Schwäbische Zeitung (Laupheim)
„Warum soll man Sie wählen, Herr Czisch?“
Bei „Schule trifft Rathaus“stellt sich der Ulmer Oberbürgermeister ungewöhnlichen Fragen
ULM - Die Welten können unterschiedlicher kaum sein: Das Leben eines Oberbürgermeisters, der berufsbedingt immer nach Kompromissen sucht, ständig abwägt und immer auch die andere Seite im Blick haben muss. Und auf der anderen Seite Neuntklässler, die in der Pubertät stecken und am liebsten alles gleich und sofort haben wollen.
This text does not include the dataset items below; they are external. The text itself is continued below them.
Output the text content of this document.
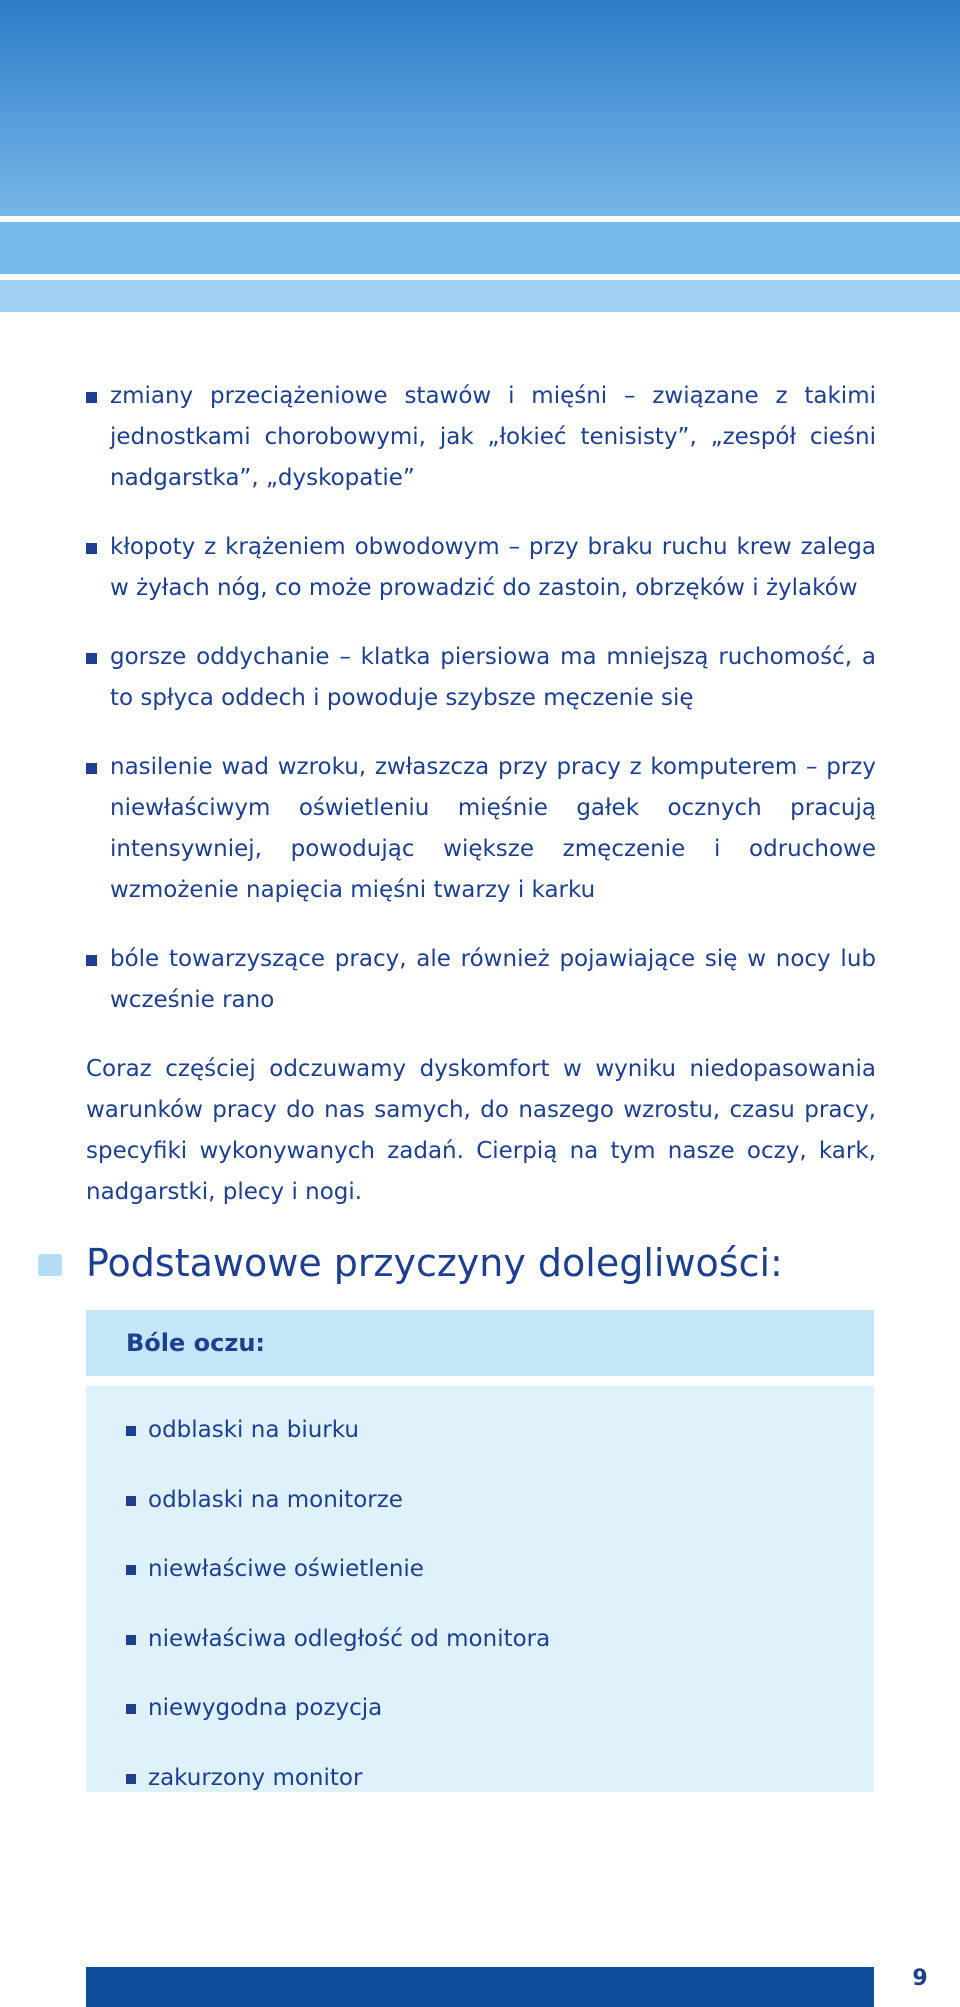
zmiany przeciążeniowe stawów i mięśni – związane z takimi jednostkami chorobowymi, jak „łokieć tenisisty”, „zespół cieśni nadgarstka”, „dyskopatie”
kłopoty z krążeniem obwodowym – przy braku ruchu krew zalega w żyłach nóg, co może prowadzić do zastoin, obrzęków i żylaków
gorsze oddychanie – klatka piersiowa ma mniejszą ruchomość, a to spłyca oddech i powoduje szybsze męczenie się
nasilenie wad wzroku, zwłaszcza przy pracy z komputerem – przy niewłaściwym oświetleniu mięśnie gałek ocznych pracują intensywniej, powodując większe zmęczenie i odruchowe wzmożenie napięcia mięśni twarzy i karku
bóle towarzyszące pracy, ale również pojawiające się w nocy lub wcześnie rano

Coraz częściej odczuwamy dyskomfort w wyniku niedopasowania warunków pracy do nas samych, do naszego wzrostu, czasu pracy, specyfiki wykonywanych zadań. Cierpią na tym nasze oczy, kark, nadgarstki, plecy i nogi.

Podstawowe przyczyny dolegliwości:
Bóle oczu:
odblaski na biurku
odblaski na monitorze
niewłaściwe oświetlenie
niewłaściwa odległość od monitora
niewygodna pozycja
zakurzony monitor
9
Ein Versuch, diese Welten zusammenzuführen ist das Projekt „Schule trifft Rathaus“der Landeszentrale für politische Bildung. Jetzt hatten zwei neunte Klassen des Wiblinger Albert-Einstein-Gymnasiums Gelegenheit, OB Gunter Czisch mit Fragen zu löchern.
Warum es denn in Ulm so wenig Konzerte für junge Leute gibt, will etwa Jovana wissen. Czisch erklärt geduldig, dass die Stadt ja nicht der Veranstalter sein könne, ihre Aufgabe sei es nur, für die Rahmenbedingungen zu sorgen. Und was etwa Open-Airs in der Friedrichsau angehe, müssten auch die Rechte der Anwohner beachtet werden.
Auch die nicht-kommerzielle Seite habe die Stadt im Blick. So würde demnächst etwa ein Gebäude in der Schillerstraße befristet auf drei Jahre zu einem Treffpunkt für Kulturschaffende inklusive Proberäume ausgebaut. Czisch appelliert an die Schüler sich konkret für Projekte zu engagieren, die ihnen am Herzen liegen. Ohne ehrenamtliche Helfer könnten Orte wie der Club Schilly oder auch das Roxy nicht funktionieren.
Warum die Stadt nicht mehr Druck auf die Busunternehmen ausüben könne, will ein Schüler aus Gögglingen-Donaustetten aus, der sich täglich in überfüllten Bussen rumplagen müsse, wissen. Czisch muss weit ausholen um zu erklären, wie es dazu kommen kann. Der Nahverkehrsplan spiele hier eine zentrale Rolle. Denn die Stadt Ulm sei als „Aufgabenträgerin für den Öffentlichen Personennahverkehr“dafür verantwortlich, ein ausreichendes Angebot bei Bus und Straßenbahn sicherzustellen. Fehler im Bereich Gögglingen-Donaustetten seien erkannt und würden per Neuauflage des Nahverkehrsplans behoben.
Thomas fragt, wann es endlich in den Bussen W-Lan und Ladestationen für Handys gebe. „Bald“, sagt Czisch. Jeder neu angeschaffte Bus werde damit in Zukunft ausgestattet sein.
Wer Czisch beim Stellen seiner Frage nicht unbedingt in die Augen schauen will, hat vielleicht Glück, wenn Adrian Schilde, moderierender Mitarbeiter der Landeszentrale für politische Bildung, aus einem Schuhkarton den richtigen Zettel zieht. Zuvor hatte hier jeder Schüler anonym seine Frage notieren und hineinwerfen dürfen.
Unangenehm wird es nicht für Czisch. „Was ist ihr Lieblingsrestaurant?“Am liebsten esse er zuhause mit seiner Familie. Denn in Restaurants sei er als OB immer eine öffentliche Person.
„Warum soll man Sie wählen?“„Ich versuche nur möglichst gut meine Arbeit zu machen“, sagt Czisch. Eine Wahlkampfrede wolle er den Schülern aber an dieser Stelle ersparen.